There are sites with instructions on how to freeze the top layer of your cake. These instructions include tightly wrapping the cake in multiple layers of different wrapping materials. While these methods probably help preserve the cake a lot, I’m also sure the cake would be a little bit “off” by the time you try to eat it.At our wedding, we had cupcakes with a small cutting cake. As would be expected, we cut pieces out of the cutting cake to feed each other. Unfortunately, our venue was a bit too eager to clean everything up and they threw out all cupcakes that weren’t eaten within the first 10 minutes after they were put out.

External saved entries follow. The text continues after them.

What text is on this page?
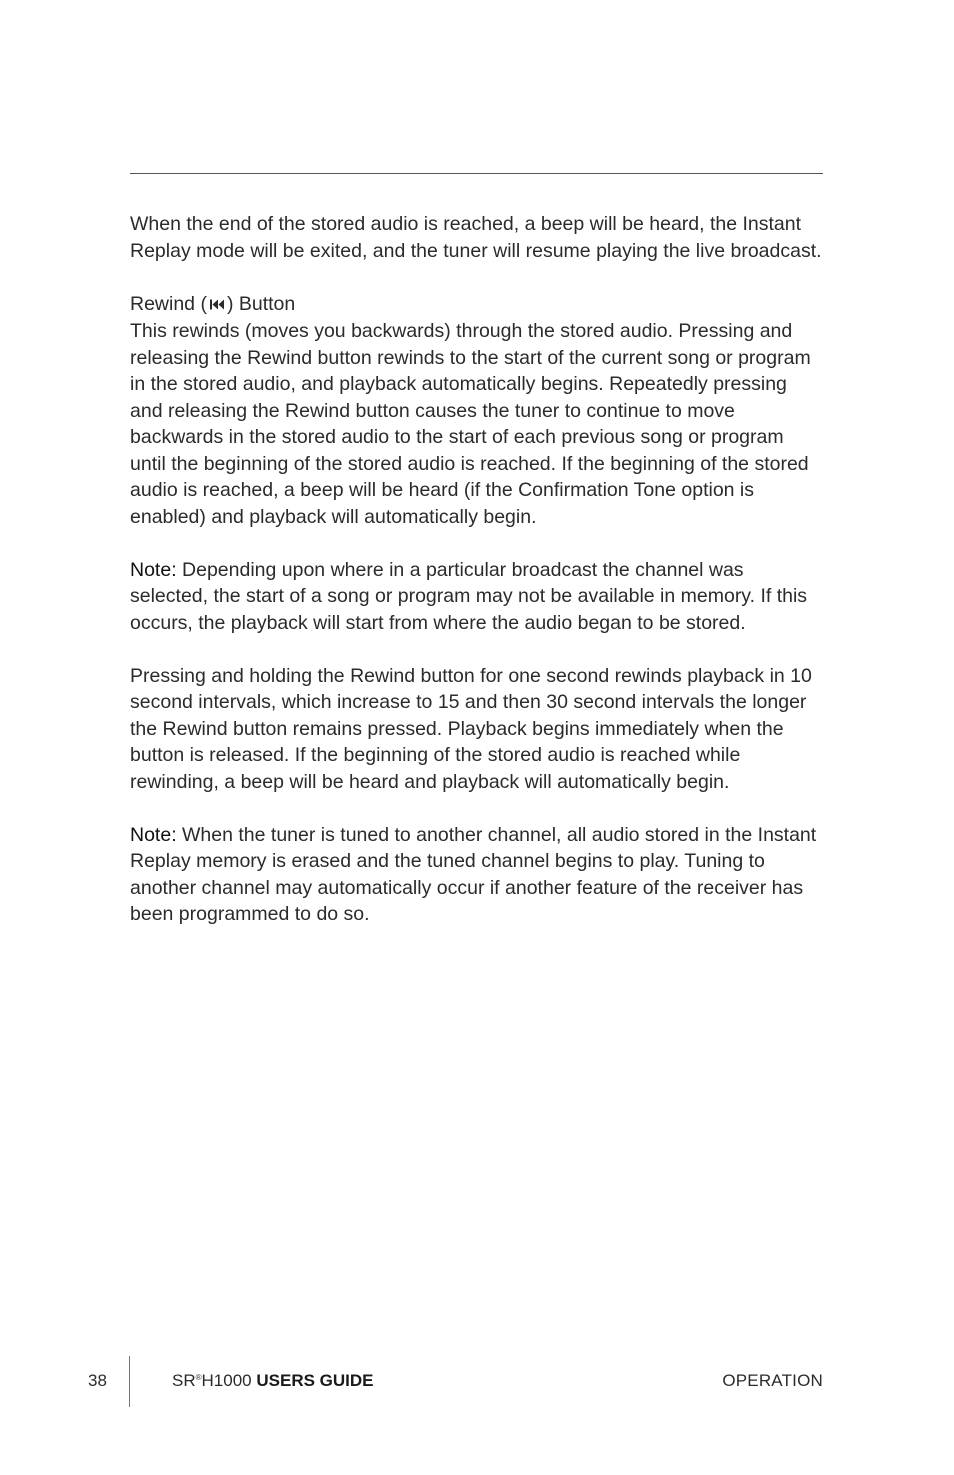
When the end of the stored audio is reached, a beep will be heard, the Instant Replay mode will be exited, and the tuner will resume playing the live broadcast.

Rewind ( ) Button
This rewinds (moves you backwards) through the stored audio. Pressing and releasing the Rewind button rewinds to the start of the current song or program in the stored audio, and playback automatically begins. Repeatedly pressing and releasing the Rewind button causes the tuner to continue to move backwards in the stored audio to the start of each previous song or program until the beginning of the stored audio is reached. If the beginning of the stored audio is reached, a beep will be heard (if the Confirmation Tone option is enabled) and playback will automatically begin.

Note: Depending upon where in a particular broadcast the channel was selected, the start of a song or program may not be available in memory. If this occurs, the playback will start from where the audio began to be stored.

Pressing and holding the Rewind button for one second rewinds playback in 10 second intervals, which increase to 15 and then 30 second intervals the longer the Rewind button remains pressed. Playback begins immediately when the button is released. If the beginning of the stored audio is reached while rewinding, a beep will be heard and playback will automatically begin.

Note: When the tuner is tuned to another channel, all audio stored in the Instant Replay memory is erased and the tuned channel begins to play. Tuning to another channel may automatically occur if another feature of the receiver has been programmed to do so.

38	SR®H1000 USERS GUIDE	OPERATION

Many people who got up to dance and expected to eat their cupcake on their return to their table were greeted with an empty space. In fact, the only cake my husband and I got to eat all day was the tiny slivers we fed each other. While the venue threw out tons and tons and tons of our cupcakes, they at least saved our cutting cake (presumably so we could freeze it.) After all that wedding planning, I was really excited for the cake and I wanted to eat it now, not in a year. As soon as we got back from our honeymoon and picked up the leftover cake from my in-laws, we ate it. It was delicious even at a week old, but already starting to taste it’s age. I knew there was no way to successfully wrap it: with pieces missing, it had plenty of surface area to get hard, crusty, and freezer-burned. There was no saving it so we ate the whole thing over a few days. Plus our freezer space is at a premium, we just lacked the room.
Fear not, if you’re not saving your top tier for a whole year, there are ways that you can still partake in this tradition. Friends of ours ate their top layer on their six-month anniversary so that it didn’t have as long a time to deteriorate in the freezer. If you’re doing cupcakes for your cake, maybe save a couple in the freezer in case not every one is perfectly preserved. My plan is to go back to the same bakery that made our cake, order the same type of cake (though in the smallest size possible since there’s just two of us) and eat that on our first anniversary. We get the memories of our wedding and a fresh cake, it’s a win-win.
I’m curious, has anyone successfully frozen, defrosted, and eaten their wedding cake? What are you planning on doing? Remember, you deserve good cake, so make sure that you do something that will have delicious results.